Anthony Minnefor, partner-in-charge of EisnerAmper’s New Jersey and Pennsylvania Financial Services Audit and Assurance Practice, predicts that despite such recent developments, the conditions for a reasonably healthy investment and fundraising environment are present.
“Interest rates are expected to rise in 2017 but will probably stay below historical levels,” he said. “Also, private equity has produced high annualized returns in recent years, which should continue to attract strong investor interest.”
Ethan Boothe, principal-in-charge, Texas Region at EisnerAmper, added the new administration could be adding some uncertainty to the deal market and investors are working to navigate what President Trump’s “America First” foreign policy would actually mean in regards to the bets they place, whether foreign investors would lose their appetite to invest in U.S. companies, and also if future White House policies would truly penalize U.S. businesses who move or maintain certain business operations outside of the U.S.
“Certainly the roll back of some of the financial regulations put in place by the previous administration has also added to the uncertainly, yet is perceived as a positive for many in the M&A community,” he said. “All this and we haven't even mentioned the attempt to repeal and replace The Affordable Care Act or some of the larger geopolitical issues currently looming such as North Korea, China, Russia, or Syria. The second and remaining quarters of 2017 are likely to be a wild ride, so buckle up folks.”
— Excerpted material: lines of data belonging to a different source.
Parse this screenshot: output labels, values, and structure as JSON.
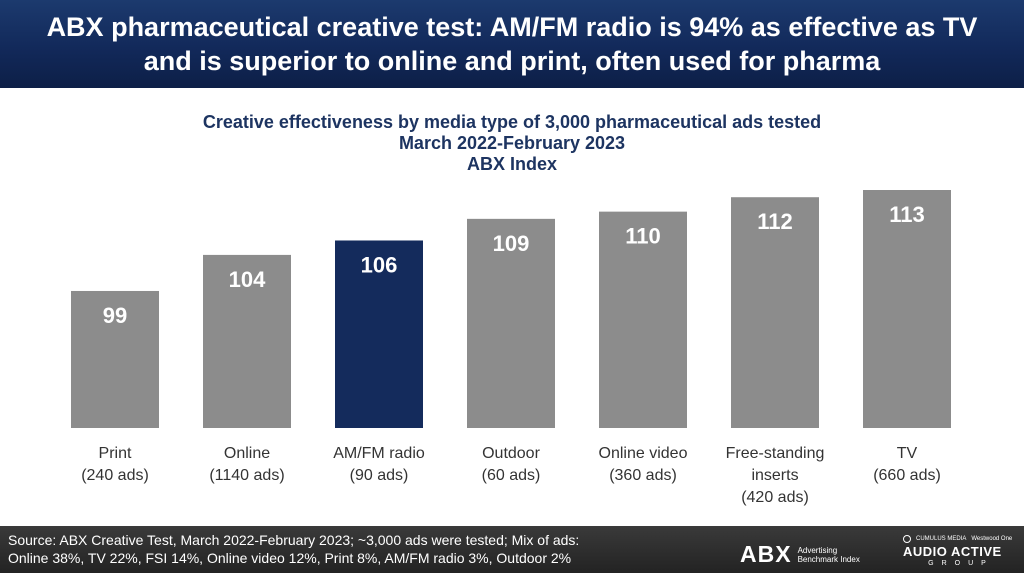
{
  "headline": "ABX pharmaceutical creative test: AM/FM radio is 94% as effective as TV and is superior to online and print, often used for pharma",
  "chart_data": {
    "type": "bar",
    "title_lines": [
      "Creative effectiveness by media type of 3,000 pharmaceutical ads tested",
      "March 2022-February 2023",
      "ABX Index"
    ],
    "categories": [
      [
        "Print",
        "(240 ads)"
      ],
      [
        "Online",
        "(1140 ads)"
      ],
      [
        "AM/FM radio",
        "(90 ads)"
      ],
      [
        "Outdoor",
        "(60 ads)"
      ],
      [
        "Online video",
        "(360 ads)"
      ],
      [
        "Free-standing",
        "inserts",
        "(420 ads)"
      ],
      [
        "TV",
        "(660 ads)"
      ]
    ],
    "values": [
      99,
      104,
      106,
      109,
      110,
      112,
      113
    ],
    "highlight_index": 2,
    "colors": {
      "bar": "#8c8c8c",
      "highlight": "#142b5c",
      "value_label": "#ffffff",
      "category_label": "#333333"
    },
    "axis_min": 80,
    "axis_max": 113,
    "grid": false,
    "legend": "none"
  },
  "footer": {
    "source_line1": "Source: ABX Creative Test, March 2022-February 2023; ~3,000 ads were tested; Mix of ads:",
    "source_line2": "Online 38%, TV  22%, FSI 14%, Online video 12%, Print 8%, AM/FM radio 3%, Outdoor 2%",
    "abx_logo_text": "ABX",
    "abx_logo_sub1": "Advertising",
    "abx_logo_sub2": "Benchmark Index",
    "aag_top_left": "CUMULUS MEDIA",
    "aag_top_right": "Westwood One",
    "aag_main": "AUDIO ACTIVE",
    "aag_group": "GROUP"
  }
}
Allocator Demands: Hedge Fund Fees Remain a Top Priority
The debate on hedge fund fees continue to be a hot topic for investors and play a critical role in their decisions to make an allocation to a manager(s). Not only do they want to pay lower fees, but they also demand a fee structure that is better aligned with their portfolio needs including the inclusion of hurdle rates, as well as management fees that scale down as assets grow.
Frank Napolitani, director in EisnerAmper’s Financial Services Group, said managers continue to make fee structures more investor-friendly.
“Fees haven’t changed dramatically in the past year; however, we’re continuing to see the popularity of a hurdle rate for a regular class (not founder’s class) grow,” he said. “The most popular rate being used is the 10-year treasury.”
HEDGE FUND LAUNCHES
The number of people interested in starting hedge funds have picked up slightly in the first quarter of 2017 over the fourth quarter of 2016, according to activity from EisnerAmper’s Financial Services Business Consulting team.
In the first quarter, the group met with 25 teams that were looking to launch funds, the overwhelming majority being long/short equity (80%), with the balance being credit funds. Meanwhile, in the fourth quarter of 2016, the group met with 19 teams, half of which were long/short equity funds and the remaining half to credit funds.
For the first quarter launches, sizes have ranged between $25-$50 million and, if they are being seeded, $75-$150 million. These new funds are scheduled to launch in the Spring or Summer 2017.
The alternative investment industry is anticipating a positive 2017 following a solid first quarter for hedge funds and investor interest in niche strategies and an expected uptick in private equity investing and fundraising, despite a slow start. Hence, more launches are on the horizon and both new managers and existing managers alike should be expected to accommodate investor demands, especially being flexible on fees.